Florent has decided to keep skating till the 2018 Olympics. His return to competition will be at the Lombardia Trophy (Sept. 18-21).
Florent is talking about his devastating experience in Sochi and how he moved on.
“[My results in Sochi] were very hard to accept. I had a tough time right after the Games. Luckily, I started touring with ice shows right after. So I had three very difficult days at home, alone, with so much going through my mind, but then I immediately got to interact with the audience again, to go back to skating. And I thank everyone who attended these shows because I think they saved my future as a skater. I found the magic I’d lost all season. It reminded me, you know, ‘See, you can do it!’ I experienced amazing feelings, and meeting all these people at the shows, receiving all the messages of support from fans…
It was a tough time but it taught me a lot, it made me grow and it made me rethink why I’m skating. Now I’ll only do it with happiness and passion, which I’d lost. Since I went to a new coach last summer, everything went too fast, we didn’t have time to think about all that… I gave everything but it didn’t work. It was like a slap in the face and it kept happening, and at the Games it happened again. It was very hard but now I have to be smart. I want to go on because it’s my dream but I have to make the right choices, find the right solutions… and keep going and work hard to keep the magic alive. People know me as the fun guy who always has a blast on the ice but it wasn’t the case this season. And since it wasn’t the case, I couldn’t possibly succeed at my assigned competitions. So now I want to look ahead with only happiness in my heart.
It wasn’t just about me, I was also very sad for the people around me, who helped me in my 20 years of skating. Qualifying for the Games is a reward for your hard work, but it’s also a gift you’re giving to the people watching and supporting you. Not being able to control myself, to perform well, doing movements I wasn’t even living, it was very hard. And in the three following days I didn’t even want to go to the ice shows, I wanted to cancel everything. I didn’t want to hear about skating, the word held so much sadness. Skating is my life and always has been, my parents sacrificed so much for me to be able to keep doing it… Now I think ‘Okay, I failed at one competition, it happens’ but right after it I couldn’t think that way and it was really hard. Before, I told myself if I medalled at the Games, I’d retire. And now I still have that goal so I want to keep going until the next Olympics. But it will be for me, for my own happiness, because I realized that’s the only way I can succeed. I want to make the best of the next four years, to work hard with a great team, and I hope to be there in four years.

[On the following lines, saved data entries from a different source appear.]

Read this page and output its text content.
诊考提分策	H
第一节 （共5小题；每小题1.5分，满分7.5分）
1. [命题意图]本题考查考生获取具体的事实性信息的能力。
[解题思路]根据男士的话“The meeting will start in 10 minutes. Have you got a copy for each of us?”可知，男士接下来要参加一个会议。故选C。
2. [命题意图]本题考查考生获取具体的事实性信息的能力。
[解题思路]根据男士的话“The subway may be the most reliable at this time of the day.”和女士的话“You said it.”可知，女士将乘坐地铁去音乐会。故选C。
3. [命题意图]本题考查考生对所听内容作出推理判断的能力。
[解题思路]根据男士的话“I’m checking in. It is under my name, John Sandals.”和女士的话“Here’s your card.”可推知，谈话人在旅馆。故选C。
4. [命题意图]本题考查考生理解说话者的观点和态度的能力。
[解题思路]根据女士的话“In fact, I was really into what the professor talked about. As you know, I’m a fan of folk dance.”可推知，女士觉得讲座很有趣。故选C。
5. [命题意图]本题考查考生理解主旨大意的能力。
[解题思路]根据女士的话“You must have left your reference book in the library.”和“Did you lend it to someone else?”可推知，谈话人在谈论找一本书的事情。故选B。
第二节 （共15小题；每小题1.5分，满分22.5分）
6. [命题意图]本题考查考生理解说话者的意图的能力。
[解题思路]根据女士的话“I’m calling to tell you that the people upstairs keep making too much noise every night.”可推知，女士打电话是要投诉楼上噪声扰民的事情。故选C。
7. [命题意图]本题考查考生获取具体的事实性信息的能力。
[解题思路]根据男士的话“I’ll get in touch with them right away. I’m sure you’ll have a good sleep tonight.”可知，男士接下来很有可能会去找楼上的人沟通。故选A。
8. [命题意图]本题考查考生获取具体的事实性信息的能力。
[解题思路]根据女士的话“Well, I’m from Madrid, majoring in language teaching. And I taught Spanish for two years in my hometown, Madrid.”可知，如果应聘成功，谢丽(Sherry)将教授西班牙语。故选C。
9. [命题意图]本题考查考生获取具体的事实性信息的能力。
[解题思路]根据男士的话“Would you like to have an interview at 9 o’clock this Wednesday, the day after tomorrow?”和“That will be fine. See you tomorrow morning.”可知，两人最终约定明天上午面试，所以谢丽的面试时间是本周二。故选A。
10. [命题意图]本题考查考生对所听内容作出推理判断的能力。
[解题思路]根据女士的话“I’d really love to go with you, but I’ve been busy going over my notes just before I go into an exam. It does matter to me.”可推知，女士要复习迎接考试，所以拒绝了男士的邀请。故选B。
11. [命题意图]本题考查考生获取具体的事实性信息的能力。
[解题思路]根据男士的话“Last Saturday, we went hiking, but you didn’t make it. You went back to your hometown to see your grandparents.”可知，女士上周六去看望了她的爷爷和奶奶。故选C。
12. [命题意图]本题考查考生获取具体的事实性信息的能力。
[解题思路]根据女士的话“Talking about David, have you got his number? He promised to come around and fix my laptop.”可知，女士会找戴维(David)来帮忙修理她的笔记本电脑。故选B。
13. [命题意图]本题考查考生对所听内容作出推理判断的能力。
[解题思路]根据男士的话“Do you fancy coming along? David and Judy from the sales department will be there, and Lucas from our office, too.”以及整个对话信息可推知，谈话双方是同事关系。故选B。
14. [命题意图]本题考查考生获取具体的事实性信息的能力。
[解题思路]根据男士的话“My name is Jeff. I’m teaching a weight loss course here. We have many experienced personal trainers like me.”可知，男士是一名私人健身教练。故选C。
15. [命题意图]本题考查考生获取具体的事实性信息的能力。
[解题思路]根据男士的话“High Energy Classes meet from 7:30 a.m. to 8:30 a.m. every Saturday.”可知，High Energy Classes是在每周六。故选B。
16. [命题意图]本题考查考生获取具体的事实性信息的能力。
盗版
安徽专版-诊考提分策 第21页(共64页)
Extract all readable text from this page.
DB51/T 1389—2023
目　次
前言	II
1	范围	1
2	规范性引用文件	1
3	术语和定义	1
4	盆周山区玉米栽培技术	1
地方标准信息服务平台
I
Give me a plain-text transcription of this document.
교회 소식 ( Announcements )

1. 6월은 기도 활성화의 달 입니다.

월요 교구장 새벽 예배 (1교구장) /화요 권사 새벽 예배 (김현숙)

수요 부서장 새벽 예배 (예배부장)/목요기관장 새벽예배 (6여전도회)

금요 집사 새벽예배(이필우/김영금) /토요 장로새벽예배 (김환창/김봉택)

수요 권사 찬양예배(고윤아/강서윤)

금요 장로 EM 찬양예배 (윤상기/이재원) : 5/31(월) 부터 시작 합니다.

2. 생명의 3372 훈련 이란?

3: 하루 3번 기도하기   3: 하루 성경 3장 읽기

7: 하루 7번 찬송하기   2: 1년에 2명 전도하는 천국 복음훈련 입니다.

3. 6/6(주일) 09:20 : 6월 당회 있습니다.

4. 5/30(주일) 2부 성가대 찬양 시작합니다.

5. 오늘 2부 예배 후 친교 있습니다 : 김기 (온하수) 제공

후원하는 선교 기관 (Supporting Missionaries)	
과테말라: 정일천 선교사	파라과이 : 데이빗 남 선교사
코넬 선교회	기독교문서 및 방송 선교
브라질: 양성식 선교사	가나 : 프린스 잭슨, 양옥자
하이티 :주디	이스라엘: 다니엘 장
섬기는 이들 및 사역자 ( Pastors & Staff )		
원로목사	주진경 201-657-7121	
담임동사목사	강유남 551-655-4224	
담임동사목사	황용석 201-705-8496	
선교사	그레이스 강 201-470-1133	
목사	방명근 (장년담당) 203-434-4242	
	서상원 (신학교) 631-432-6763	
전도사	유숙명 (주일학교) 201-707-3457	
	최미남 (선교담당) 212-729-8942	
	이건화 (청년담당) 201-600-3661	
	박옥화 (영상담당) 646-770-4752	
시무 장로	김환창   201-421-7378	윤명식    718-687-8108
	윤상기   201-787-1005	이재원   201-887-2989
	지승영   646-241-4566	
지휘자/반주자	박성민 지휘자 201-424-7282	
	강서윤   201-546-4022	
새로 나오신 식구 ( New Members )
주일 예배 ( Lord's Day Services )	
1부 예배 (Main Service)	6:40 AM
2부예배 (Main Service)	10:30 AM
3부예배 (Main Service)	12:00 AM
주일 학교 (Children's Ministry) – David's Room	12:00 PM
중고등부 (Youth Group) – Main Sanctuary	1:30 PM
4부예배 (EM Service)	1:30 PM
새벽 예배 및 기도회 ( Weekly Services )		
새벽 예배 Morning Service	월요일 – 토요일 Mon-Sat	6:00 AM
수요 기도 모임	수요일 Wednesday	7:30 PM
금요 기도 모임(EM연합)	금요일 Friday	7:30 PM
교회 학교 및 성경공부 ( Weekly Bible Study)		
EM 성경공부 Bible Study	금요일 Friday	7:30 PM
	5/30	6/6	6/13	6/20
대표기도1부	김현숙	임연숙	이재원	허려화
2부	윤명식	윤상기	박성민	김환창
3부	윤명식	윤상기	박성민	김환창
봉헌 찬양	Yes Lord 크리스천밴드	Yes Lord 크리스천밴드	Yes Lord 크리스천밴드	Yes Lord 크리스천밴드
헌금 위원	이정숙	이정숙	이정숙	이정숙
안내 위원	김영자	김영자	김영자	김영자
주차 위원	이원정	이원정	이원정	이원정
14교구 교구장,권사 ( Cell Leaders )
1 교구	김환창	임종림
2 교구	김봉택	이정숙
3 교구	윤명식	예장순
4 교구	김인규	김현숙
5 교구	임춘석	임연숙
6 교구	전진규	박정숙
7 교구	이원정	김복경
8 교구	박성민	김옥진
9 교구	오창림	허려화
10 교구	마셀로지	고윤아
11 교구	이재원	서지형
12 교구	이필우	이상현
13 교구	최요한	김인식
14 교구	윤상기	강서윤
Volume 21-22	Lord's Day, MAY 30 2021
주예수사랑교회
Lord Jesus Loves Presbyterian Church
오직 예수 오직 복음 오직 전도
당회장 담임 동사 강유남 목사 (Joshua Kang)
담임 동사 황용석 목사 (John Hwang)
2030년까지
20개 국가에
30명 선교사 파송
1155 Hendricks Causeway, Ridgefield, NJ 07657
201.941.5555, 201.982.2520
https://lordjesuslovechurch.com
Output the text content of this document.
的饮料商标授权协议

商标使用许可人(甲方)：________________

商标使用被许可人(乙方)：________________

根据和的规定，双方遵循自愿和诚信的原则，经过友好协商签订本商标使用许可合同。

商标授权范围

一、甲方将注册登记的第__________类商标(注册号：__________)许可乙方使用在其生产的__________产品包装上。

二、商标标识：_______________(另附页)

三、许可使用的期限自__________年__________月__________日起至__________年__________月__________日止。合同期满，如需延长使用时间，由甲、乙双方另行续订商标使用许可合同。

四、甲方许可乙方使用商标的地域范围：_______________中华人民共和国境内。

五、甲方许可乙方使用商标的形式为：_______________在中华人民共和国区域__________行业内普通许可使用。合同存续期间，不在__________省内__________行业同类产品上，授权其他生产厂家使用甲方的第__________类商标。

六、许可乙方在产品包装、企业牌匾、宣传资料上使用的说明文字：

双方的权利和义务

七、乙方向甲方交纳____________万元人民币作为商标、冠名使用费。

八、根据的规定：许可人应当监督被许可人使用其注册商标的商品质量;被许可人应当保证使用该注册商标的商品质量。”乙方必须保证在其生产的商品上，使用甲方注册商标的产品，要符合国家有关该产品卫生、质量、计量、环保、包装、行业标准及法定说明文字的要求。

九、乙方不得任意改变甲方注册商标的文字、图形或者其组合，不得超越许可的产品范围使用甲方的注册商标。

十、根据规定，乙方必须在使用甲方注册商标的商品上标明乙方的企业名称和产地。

Interviewer: Do you want titles, are there things you long for?
Yeah! The thing is, when I skate my best, I honestly think it can be worth a medal. The question is how do I better my quads, how do I dance and occupy the ice, how do I handle all this? And if I work well on these things, then yeah, why not a medal? This season I wasn’t myself, I didn’t feel well, how do I erase that and move on? All the changes this season kept me from taking the time to find the real problem. We were always in a rush, we had to work hard for me to be ready and there was no time, the Olympics were coming, there was so much to think about. Now I got to analyze the problem, I’m working with a coach to improve my mental preparation. And I will look ahead, keep going, but first of all be happy because it’s just a sport. Now I can relax. I know where I come from, I know all the sacrifices weren’t for nothing. Sometimes you forget that when you reach elite level.”